À la mi-juin, alors que le groupe en est actuellement à sa «sixième version», Grupo Pilon a sorti Nu sta li («On est là»), son quatrième album de compositions originales, chez El Palmas Music. Le premier contact avec le label barcelonais, lui aussi dédié aux rééditions de joyaux rares, a eu lieu dans la foulée de la compilation d’Ostinato.
El Dragón Criollo, patron du label, DJ et infatigable «digger», s’est montré «intéressé à produire un groupe comme nous». Dès son retour de tournée, Pilon se remet au travail, envoie des démos – «le plus dur, c’était de sélectionner», précise le leader – puis, une fois le feu vert donné, file au Cap-Vert pour écumer les bars à la recherche de deux musiciens.
«On a fait leurs demandes de visa pour les faire venir au Luxembourg, car on voulait travailler en allant au fond des choses.» Le groupe réserve une salle à la Rockhal, son lieu de répétition habituel, «huit heures par jour pendant un mois». «On a fait comme les grands artistes, quoi!»

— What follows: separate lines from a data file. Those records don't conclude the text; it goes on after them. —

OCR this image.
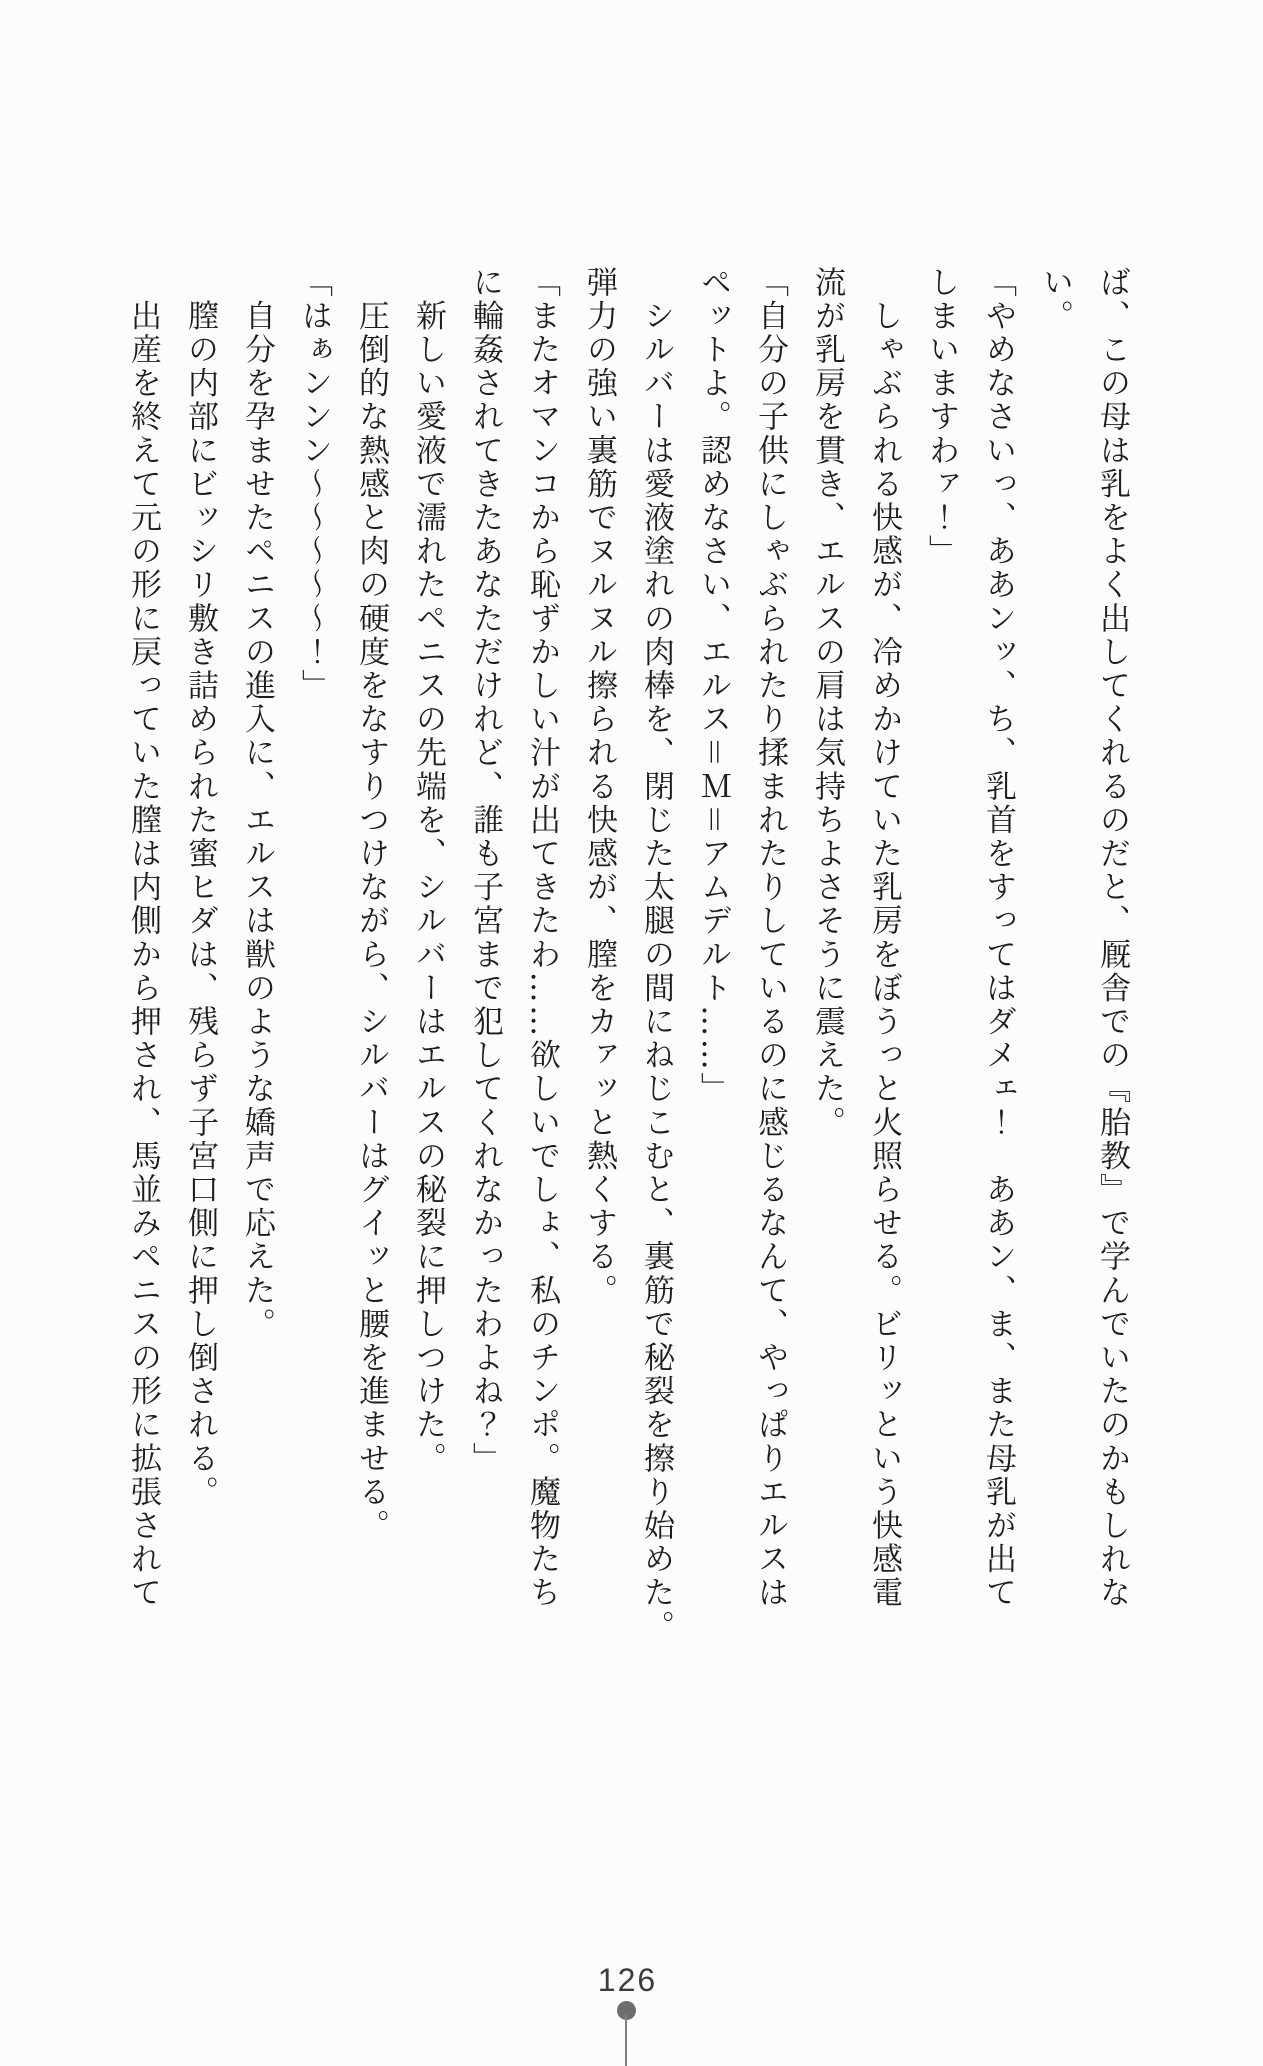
ば、この母は乳をよく出してくれるのだと、厩舎での『胎教』で学んでいたのかもしれな
い。
「やめなさいっ、ああンッ、ち、乳首をすってはダメェ！　ああン、ま、また母乳が出て
しまいますわァ！」
　しゃぶられる快感が、冷めかけていた乳房をぼうっと火照らせる。ビリッという快感電
流が乳房を貫き、エルスの肩は気持ちよさそうに震えた。
「自分の子供にしゃぶられたり揉まれたりしているのに感じるなんて、やっぱりエルスは
ペットよ。認めなさい、エルス＝Ｍ＝アムデルト……」
　シルバーは愛液塗れの肉棒を、閉じた太腿の間にねじこむと、裏筋で秘裂を擦り始めた。
弾力の強い裏筋でヌルヌル擦られる快感が、膣をカァッと熱くする。
「またオマンコから恥ずかしい汁が出てきたわ……欲しいでしょ、私のチンポ。魔物たち
に輪姦されてきたあなただけれど、誰も子宮まで犯してくれなかったわよね？」
　新しい愛液で濡れたペニスの先端を、シルバーはエルスの秘裂に押しつけた。
　圧倒的な熱感と肉の硬度をなすりつけながら、シルバーはグイッと腰を進ませる。
「はぁンンン～～～～～！」
　自分を孕ませたペニスの進入に、エルスは獣のような嬌声で応えた。
　膣の内部にビッシリ敷き詰められた蜜ヒダは、残らず子宮口側に押し倒される。
　出産を終えて元の形に戻っていた膣は内側から押され、馬並みペニスの形に拡張されて
126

Bien préparés, les musiciens débarquent ensuite au studio Unison, à Differdange, pour enregistrer huit titres à l’énergie palpable et contagieuse. Tony Furtado : «Deux prises pour chaque chanson, le dernier jour on a ajouté les voix, et le tour était joué.»

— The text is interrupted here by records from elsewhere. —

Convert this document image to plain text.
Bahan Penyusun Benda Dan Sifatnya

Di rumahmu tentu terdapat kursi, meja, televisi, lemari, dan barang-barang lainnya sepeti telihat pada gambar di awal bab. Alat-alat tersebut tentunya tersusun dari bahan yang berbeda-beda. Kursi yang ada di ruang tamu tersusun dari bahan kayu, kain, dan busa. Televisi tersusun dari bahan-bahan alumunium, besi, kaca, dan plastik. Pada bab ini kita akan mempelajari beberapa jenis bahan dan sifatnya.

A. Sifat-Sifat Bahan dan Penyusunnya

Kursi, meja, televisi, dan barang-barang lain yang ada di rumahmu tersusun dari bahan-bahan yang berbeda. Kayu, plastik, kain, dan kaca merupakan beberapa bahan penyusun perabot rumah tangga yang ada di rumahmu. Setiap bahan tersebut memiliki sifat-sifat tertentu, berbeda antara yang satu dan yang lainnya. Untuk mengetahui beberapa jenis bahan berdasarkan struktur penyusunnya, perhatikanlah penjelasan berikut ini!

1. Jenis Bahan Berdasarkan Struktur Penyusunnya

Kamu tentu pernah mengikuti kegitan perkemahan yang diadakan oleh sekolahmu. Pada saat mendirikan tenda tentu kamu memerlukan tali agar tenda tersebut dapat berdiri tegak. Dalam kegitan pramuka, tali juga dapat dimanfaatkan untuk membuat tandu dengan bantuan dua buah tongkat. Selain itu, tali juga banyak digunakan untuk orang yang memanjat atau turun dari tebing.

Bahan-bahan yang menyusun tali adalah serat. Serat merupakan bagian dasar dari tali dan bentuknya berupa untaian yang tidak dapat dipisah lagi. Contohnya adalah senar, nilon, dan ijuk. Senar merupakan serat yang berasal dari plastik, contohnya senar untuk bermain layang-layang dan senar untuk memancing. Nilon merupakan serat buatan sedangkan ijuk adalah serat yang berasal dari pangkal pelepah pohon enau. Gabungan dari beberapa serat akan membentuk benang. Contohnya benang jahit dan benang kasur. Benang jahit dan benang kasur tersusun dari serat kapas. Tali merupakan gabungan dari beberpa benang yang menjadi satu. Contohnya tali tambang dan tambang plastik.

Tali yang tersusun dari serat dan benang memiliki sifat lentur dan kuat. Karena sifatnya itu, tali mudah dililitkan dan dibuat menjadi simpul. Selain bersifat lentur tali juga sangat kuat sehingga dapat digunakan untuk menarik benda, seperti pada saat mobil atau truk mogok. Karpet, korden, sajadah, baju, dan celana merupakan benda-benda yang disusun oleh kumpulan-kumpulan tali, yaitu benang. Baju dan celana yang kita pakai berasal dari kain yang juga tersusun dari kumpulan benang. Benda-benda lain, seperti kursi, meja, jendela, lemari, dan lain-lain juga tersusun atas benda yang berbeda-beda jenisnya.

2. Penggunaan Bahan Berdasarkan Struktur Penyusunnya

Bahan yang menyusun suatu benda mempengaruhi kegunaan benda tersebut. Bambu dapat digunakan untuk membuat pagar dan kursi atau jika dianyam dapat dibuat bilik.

Pilon, qui tenait à réaliser ce disque de la même manière que ses précédents – «une question d’énergie, d’harmonie entre les musiciens, de mariage des instruments» –, n’a eu recours à aucun outil électronique, ordinateur ou séquenceur.
«Dans notre méthode, on est des extraterrestres. Ce n’est pas pour rien qu’El Palmas nous a édités : on porte quelque chose qu’on est les seuls à savoir faire… On reste les derniers des Mohicans», s’esclaffe le batteur.
Ces fous de scène se souviennent, parmi leurs dates les plus mémorables, d’un live inhabituel au MNAHA, lors de la dernière Nuit des musées, suivie une semaine plus tard de la première partie de Kassav’ à la Rockhal, «deux kifs énormes», ou leur toute première scène, le 1er mai 1986, «dans un bar du Rollingergrund» : «Musicalement, on était loin d’être au top, mais la salle était pleine!»
Leur plus beau concert, sans hésitation, reste celui donné à Praia en 1996, qui marque aussi leur première fois au Cap-Vert, et devant un public de 4 000 fans : «L’endroit était rempli de gens qui connaissaient nos chansons et, quand on a fini, il y avait encore une file de gens qui faisaient la queue pour rentrer!», rembobine Tony Furtado.
Aujourd’hui, si Grupo Pilon continue de parcourir l’Europe et au-delà, ses membres visent à s’imposer un peu plus sur la scène nationale. «Les groupes luxembourgeois rêvent de jouer à l’étranger, nous, c’est l’inverse», ironise Tony, qui pointe comme faute l’absence d’un manager mais aussi le fait qu’«en voulant longtemps ne faire de la musique que pour les Cap-Verdiens, on n’a jamais fait ce qu’il fallait pour avoir une place sur la scène».
Ces dernières années, les choses commencent à changer, mais Tony sait que le groupe peut encore «passer à l’étape supérieure» et compte bien le prouver, sur scène et en dehors, dans le futur.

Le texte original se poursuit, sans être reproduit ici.